Hanyalah yang terkait dengan jabatan komisioner KPK pantas untuk diperlakukan secara istimewa. Sedangkan yang sama sekali tidak ada kaitannya tidak perlu diistimewakan. Adapun makna dari frasa “istimewa” di sini: kalau disaat menjalankan tugas dan kewenangannya terdapat indikasi kejahatan maka perlu diistimewakan. Dengan cara, harus diproses secara etik lebih awal, namun jika berimplikasi pidana barulah dapat diproses secara hukum. Contoh kecilnya, silahkan amati pada kasus pembocoran sprindik dua tahun silam.
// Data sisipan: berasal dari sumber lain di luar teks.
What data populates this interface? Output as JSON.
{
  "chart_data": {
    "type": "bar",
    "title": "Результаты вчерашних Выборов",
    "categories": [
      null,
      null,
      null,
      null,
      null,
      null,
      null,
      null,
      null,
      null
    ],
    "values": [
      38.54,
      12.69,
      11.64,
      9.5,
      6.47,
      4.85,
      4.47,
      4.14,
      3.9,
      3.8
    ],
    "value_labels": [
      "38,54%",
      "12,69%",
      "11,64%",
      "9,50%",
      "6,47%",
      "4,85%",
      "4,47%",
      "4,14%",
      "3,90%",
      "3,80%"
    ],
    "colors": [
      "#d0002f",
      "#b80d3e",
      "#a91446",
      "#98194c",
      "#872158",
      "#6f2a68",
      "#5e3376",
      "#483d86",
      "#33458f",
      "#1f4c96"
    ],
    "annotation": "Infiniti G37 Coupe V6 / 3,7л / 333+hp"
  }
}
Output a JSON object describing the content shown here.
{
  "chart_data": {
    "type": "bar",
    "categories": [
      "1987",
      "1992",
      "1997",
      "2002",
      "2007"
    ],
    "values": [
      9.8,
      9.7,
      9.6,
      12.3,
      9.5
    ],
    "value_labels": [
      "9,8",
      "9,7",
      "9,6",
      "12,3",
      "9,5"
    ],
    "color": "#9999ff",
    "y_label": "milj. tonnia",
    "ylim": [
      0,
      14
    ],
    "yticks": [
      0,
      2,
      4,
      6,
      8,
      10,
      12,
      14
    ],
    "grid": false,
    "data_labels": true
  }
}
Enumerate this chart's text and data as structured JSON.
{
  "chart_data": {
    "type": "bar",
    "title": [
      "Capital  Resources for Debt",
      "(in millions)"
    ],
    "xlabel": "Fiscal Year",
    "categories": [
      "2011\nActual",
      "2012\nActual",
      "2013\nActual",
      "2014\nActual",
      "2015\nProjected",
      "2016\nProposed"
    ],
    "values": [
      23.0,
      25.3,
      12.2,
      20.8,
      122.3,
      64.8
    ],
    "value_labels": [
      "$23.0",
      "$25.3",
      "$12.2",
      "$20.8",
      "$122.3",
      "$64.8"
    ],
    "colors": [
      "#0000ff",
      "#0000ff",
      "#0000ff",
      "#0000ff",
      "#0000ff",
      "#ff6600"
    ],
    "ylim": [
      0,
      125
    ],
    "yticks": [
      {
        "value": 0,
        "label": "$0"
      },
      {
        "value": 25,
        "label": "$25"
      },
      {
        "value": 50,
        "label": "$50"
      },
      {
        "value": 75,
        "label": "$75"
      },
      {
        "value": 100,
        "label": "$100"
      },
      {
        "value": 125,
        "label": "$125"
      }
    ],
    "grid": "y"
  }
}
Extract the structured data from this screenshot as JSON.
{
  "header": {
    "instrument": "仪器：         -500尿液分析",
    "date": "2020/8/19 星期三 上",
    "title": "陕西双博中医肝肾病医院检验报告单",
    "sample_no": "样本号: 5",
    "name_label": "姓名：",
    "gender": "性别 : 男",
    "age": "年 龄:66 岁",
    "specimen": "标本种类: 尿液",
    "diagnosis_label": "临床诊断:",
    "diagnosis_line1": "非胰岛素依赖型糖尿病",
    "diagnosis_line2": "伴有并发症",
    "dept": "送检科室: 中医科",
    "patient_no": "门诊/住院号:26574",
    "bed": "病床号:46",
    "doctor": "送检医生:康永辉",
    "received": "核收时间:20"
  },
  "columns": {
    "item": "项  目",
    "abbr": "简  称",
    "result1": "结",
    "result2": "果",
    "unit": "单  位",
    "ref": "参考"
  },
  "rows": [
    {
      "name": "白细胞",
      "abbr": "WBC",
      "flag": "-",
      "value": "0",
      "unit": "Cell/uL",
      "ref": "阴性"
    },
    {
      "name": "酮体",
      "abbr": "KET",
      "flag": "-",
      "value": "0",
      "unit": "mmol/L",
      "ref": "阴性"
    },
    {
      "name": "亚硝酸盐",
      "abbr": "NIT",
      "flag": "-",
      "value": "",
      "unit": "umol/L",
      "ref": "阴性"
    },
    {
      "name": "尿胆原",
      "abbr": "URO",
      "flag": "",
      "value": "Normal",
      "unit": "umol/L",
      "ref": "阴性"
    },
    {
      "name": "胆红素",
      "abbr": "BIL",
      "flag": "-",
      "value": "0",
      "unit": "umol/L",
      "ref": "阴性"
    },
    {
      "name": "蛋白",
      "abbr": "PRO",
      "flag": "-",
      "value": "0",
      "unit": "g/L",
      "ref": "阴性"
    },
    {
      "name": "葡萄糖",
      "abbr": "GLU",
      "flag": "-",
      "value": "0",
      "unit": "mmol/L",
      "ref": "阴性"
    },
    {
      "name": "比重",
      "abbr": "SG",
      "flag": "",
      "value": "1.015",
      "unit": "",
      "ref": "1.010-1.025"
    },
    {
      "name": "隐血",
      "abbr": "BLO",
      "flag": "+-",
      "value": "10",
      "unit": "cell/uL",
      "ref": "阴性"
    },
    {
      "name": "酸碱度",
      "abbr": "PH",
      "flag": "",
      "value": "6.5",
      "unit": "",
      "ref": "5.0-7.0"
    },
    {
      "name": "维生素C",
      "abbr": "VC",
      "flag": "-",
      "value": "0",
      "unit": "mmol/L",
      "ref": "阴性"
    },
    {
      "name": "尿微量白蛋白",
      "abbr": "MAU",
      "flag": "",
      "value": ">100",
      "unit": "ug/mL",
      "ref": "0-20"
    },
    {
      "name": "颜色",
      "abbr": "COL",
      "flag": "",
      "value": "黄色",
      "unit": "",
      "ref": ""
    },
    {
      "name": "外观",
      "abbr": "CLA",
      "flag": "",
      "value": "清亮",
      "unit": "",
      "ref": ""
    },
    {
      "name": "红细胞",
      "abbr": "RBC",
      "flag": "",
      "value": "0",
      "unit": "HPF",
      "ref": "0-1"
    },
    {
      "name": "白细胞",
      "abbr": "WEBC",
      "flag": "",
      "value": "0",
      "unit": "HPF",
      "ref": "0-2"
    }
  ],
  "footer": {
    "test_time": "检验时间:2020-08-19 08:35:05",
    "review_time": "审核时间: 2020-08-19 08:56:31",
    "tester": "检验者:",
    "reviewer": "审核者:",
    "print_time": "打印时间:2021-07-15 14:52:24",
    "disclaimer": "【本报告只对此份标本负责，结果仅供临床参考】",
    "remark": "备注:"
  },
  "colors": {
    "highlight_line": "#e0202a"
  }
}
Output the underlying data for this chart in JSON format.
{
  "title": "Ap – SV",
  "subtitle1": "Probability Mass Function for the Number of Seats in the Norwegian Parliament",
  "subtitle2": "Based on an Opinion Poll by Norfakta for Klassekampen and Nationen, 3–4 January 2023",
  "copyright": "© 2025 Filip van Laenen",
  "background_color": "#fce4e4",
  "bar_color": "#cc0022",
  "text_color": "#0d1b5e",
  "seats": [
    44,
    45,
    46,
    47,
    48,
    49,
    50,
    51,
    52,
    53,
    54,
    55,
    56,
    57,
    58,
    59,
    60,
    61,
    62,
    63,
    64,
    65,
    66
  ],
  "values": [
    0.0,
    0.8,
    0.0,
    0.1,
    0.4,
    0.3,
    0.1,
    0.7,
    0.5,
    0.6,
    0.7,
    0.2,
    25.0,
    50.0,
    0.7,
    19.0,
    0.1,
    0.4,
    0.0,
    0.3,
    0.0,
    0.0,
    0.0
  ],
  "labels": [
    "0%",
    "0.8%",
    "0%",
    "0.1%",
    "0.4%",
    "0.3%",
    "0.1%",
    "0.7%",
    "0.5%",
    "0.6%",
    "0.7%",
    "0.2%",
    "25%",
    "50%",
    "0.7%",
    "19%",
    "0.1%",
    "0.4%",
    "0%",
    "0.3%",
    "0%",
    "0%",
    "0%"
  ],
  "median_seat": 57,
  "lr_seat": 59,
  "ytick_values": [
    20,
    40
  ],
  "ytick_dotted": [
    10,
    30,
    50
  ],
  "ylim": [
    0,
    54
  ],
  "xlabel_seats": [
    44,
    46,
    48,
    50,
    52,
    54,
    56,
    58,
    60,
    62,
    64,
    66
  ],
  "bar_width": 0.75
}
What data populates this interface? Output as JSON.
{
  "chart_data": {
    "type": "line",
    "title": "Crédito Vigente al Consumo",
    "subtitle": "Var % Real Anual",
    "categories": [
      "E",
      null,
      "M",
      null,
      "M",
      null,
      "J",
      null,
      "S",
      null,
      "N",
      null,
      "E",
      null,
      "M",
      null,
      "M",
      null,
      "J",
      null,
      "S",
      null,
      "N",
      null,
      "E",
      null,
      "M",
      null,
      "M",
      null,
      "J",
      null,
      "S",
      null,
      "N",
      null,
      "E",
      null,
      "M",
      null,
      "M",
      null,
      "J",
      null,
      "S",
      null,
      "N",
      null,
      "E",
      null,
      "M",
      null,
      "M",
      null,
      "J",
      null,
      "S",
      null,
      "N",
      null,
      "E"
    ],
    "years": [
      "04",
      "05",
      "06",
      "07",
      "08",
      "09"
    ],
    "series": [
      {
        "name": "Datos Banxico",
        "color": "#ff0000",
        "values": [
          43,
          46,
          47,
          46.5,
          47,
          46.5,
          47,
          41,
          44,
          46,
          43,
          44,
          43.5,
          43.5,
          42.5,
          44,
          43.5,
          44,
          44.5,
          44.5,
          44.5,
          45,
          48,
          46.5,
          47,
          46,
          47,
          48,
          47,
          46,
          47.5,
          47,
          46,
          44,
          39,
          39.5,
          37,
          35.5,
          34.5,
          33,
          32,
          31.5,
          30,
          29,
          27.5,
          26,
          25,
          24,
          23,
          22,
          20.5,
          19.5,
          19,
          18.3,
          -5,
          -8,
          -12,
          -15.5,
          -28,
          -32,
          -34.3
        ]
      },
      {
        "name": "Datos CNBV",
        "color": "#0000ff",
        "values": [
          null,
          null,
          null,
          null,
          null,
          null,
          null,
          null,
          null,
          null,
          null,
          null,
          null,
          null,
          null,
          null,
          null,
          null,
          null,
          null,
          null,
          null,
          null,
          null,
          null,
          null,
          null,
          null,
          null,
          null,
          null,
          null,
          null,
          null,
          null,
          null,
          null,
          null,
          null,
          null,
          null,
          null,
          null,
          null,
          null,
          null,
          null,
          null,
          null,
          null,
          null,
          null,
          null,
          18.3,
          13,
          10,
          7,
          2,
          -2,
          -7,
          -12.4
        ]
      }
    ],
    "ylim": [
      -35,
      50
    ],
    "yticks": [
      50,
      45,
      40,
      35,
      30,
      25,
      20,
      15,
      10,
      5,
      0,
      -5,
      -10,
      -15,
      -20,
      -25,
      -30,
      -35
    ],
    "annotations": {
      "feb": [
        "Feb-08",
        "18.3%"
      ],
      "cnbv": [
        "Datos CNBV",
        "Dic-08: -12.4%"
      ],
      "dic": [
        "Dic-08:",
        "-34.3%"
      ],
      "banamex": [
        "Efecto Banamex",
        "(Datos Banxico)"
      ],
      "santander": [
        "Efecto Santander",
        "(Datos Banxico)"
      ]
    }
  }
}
Dalam hal yang tidak terkait dengan segala tugas dan kewenangan komisioner KPK. Seperti tiba-tiba saja ia melakukan pembunuhan, penganiayaan, saat melakukan perjalanan dinas. Tak perlulah “diistimewakan” secara hukum. Langsung bisa disidik oleh pihak yang diberi kewenangan berdasarkan Undang-Undang. Mari terus menggelorakan, Save KPK tapi jangan melupakan prinsip kesamaan di depan hukum. *

Damang Averroes Al-Khawarizmi

Alumni Magister Hukum Universitas Muslim Indonesia, Buku yang telah diterbitkan diantaranya: “Carut Marut Pilkada Serentak 2015 (Bersama Muh. Nursal N.S), Makassar: Philosophia Press; Seputar Permasalahan Hukum Pilkada dan Pemilu 2018 – 2019 (Bersama Baron Harahap & Muh. Nursal NS), Yogyakarta: Lintas Nalar & Negara Hukum Foundation; “Asas dan Dasar-dasar Ilmu Hukum (Bersama Apriyanto Nusa), Yogyakarta: Genta Press; Menetak Sunyi (Kumpulan Cerpen), Yogyakarta: Buku Litera. Penulis juga editor sekaligus pengantar dalam beberapa buku: Kumpulan Asas-Asas Hukum (Amir Ilyas & Muh. Nursal NS); Perdebatan Hukum Kontemporer (Apriyanto Nusa); Pembaharuan Hukum Acara Pidana Pasca Putusan MK (Apriyanto Nusa); Praperadilan Pasca Putusan MK (Amir Ilyas & Apriyanto Nusa); Justice Collaborator, Strategi Mengungkap Tindak Pidana Korupsi (Amir Ilyas & Jupri); Kriminologi, Suatu Pengantar (A.S. Alam & Amir Ilyas). Adapun aktivitas tambahan lainnya: sebagai konsultan hukum pihak pemohon pada sengketa hasil pemilihan Pilkada Makassar di Mahkamah Konsitusi (2018); pernah memberikan keterangan ahli pada sengketa TUN Pemilu di PTUN Kendari (2018); memberikan keterangan ahli dalam pemeriksaan pelanggaran administrasi pemilihan umum di Bawaslu Provinsi Sulawesi Tenggara (2019); memberikan keterangan ahli dalam Kasus Pidana Pemilu di Bawaslu Kota Gorontalo (2019); memberikan keterangan ahli dalam Kasus Pidana Pemilu di Bawaslu Kabupaten Buol, SUlawesi Tengah (2019); memberikan keterangan ahli dalam kasus pidana pemilu di Pengadilan Negeri Kendari (2019); memberikan keterangan ahli mengenai tidak berkompetennya PTUN mengadili hasil pemilihan umum DPRD di PTUN Jayapura (2020); memberikan keterangan ahli dalam sidang sengketa pemilihan di Bawaslu Kabupaten Mamuju (September 2020) Terkait dengan Penerapan Pasal 71 ayat 2 sd ayat 5 UU Pemilihan Gubernur, Bupati, dan Walikota.

You may also like...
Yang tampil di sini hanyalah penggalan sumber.